Cormac McCarthy is the kind of author that people will teach classes about (perhaps they already do) and his work will be dissected for meaning, nuance and style. I'd say he was an exemplar of a certain crop of writers working the themes of dying culture, dried-up hopes and barren psychological landscapes, but he's not. He's not an 'exemplar', because no one else does what he does. Sure, some try, but no matter how much they get right, there is something altogether different and in my opinion, better about McCarthy's writing.

On it's face, No Country For Old Men is a story of a man who finds a case of money left from a drug deal gone bad and makes a fateful decision that alters his own and the lives of the people around him. But then it's more. McCarthy is famous for his reticence to discuss his work, and hearing opinions like mine, making it out to be grander in scope than probably intended is doubtless one of the reasons why. But here goes…
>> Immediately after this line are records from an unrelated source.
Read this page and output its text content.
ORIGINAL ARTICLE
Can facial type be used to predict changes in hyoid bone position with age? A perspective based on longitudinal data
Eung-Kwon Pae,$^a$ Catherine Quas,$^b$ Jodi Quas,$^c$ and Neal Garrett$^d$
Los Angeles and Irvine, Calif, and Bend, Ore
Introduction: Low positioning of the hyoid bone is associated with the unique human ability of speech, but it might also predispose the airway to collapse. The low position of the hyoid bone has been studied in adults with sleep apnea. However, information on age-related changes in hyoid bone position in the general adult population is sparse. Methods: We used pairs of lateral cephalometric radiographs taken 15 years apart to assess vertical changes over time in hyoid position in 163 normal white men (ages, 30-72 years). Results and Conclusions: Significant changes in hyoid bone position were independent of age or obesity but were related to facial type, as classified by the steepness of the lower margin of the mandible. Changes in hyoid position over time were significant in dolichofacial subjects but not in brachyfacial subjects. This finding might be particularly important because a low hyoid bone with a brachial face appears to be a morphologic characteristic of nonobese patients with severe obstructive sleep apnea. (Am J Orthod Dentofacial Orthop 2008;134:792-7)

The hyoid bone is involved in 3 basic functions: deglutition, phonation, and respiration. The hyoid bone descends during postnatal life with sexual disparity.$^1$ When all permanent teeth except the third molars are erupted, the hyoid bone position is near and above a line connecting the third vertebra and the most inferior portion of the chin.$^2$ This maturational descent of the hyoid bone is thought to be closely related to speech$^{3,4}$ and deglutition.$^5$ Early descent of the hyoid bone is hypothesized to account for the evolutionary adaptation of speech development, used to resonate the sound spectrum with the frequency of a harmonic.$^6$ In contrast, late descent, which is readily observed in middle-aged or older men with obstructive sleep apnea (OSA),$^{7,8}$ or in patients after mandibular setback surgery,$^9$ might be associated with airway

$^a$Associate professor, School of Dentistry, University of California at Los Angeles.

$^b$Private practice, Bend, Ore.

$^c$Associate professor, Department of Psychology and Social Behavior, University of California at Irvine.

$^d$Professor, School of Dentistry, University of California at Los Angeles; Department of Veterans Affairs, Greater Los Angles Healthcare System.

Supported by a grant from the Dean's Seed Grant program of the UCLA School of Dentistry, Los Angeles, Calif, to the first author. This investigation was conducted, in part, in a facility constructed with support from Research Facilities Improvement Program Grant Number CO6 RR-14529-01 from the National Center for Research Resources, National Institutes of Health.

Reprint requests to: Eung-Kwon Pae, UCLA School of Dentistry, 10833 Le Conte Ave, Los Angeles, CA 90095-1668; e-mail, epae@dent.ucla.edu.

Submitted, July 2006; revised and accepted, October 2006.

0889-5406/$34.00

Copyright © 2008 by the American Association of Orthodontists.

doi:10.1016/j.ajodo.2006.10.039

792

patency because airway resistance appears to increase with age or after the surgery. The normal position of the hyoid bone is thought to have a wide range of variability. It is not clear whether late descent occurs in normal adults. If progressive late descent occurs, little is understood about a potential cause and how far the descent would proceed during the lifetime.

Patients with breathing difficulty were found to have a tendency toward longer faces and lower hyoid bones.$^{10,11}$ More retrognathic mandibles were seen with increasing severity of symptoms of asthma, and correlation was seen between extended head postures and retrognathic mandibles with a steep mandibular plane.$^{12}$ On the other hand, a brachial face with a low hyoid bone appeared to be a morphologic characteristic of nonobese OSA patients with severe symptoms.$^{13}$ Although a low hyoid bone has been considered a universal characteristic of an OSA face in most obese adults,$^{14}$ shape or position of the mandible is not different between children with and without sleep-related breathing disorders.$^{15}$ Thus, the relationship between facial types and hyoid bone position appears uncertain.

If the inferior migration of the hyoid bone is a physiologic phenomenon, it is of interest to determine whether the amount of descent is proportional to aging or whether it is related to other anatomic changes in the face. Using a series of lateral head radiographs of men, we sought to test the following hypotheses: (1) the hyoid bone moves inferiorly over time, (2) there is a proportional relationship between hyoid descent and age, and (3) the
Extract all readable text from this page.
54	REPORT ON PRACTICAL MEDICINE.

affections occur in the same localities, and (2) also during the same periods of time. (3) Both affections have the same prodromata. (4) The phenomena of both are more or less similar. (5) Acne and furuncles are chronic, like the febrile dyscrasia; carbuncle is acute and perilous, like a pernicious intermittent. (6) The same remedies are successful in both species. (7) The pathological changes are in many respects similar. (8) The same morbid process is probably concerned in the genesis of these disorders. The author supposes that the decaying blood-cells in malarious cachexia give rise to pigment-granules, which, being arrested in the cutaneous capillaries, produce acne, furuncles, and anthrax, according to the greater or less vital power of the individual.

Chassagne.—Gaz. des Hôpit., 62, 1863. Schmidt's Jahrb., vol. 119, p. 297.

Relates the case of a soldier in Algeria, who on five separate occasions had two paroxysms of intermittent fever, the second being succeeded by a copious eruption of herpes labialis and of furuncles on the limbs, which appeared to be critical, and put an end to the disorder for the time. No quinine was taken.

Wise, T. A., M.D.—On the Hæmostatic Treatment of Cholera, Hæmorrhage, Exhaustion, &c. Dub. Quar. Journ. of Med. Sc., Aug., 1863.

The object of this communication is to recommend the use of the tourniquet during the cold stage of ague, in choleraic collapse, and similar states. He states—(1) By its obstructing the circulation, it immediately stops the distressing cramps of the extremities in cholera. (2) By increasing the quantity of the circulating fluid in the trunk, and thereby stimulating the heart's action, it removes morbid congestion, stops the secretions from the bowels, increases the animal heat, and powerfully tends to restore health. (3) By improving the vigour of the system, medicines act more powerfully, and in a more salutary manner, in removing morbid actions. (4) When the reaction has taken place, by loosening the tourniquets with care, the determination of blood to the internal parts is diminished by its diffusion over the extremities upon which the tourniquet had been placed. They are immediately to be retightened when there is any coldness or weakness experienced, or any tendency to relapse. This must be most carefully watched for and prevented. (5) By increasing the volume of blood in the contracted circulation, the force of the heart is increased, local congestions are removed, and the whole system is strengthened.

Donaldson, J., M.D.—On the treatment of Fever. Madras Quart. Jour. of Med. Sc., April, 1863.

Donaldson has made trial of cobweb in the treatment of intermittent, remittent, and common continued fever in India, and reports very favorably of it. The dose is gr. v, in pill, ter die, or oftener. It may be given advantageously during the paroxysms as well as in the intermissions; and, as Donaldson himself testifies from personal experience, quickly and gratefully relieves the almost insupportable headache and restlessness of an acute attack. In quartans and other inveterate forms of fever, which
I easily viewed the protagonist, Llewelyn Moss, as a Promethean character. He's an everyman, stuck in his strata and desperate for more than life gave him. Desperate enough to steal the fire of the gods. Unfortunately, the gods in this time and place are gods of greed, violence and amorality. Moss is quickly out of his depth. There are no supernatural elements to the story (unless you count Anton Chigurh, the downright spooky killer on Moss's trail), but the willingness to wade into the morass of bloody retribution and risk what little he has at the story's beginning will make you question Moss's sanity. Chigurh is a representation of the forces that ordinary men have no business butting up against. He's long past humanity, in fact long past even the code of conduct expected of a man in his line of dirty work. The final member of the trio of perspectives is Ed Tom Bell, the sheriff whose life is turned upside down amid the chaos that ensues. Sheriff Bell is the standard set for community and order in an increasingly violent and, to him, senseless world. You can hear Bell's bones ache every time he reads a newspaper, every time he hears about the latest transgression against the people he protects. These three men represent the stages of a world going mad. The old guard, the new return to savagery, and the point at which one embraces the other.

Questions of humanity regressing back to animalistic impulse are prevalent in McCarthy's work; the battle to hold on to ethical and moral standards seems to be going badly. At the end of the day, the visions of violence and depravity presented serve to contrast and enhance the dwindling few who strive to do right. There is something mythic at work in No Country For Old Men.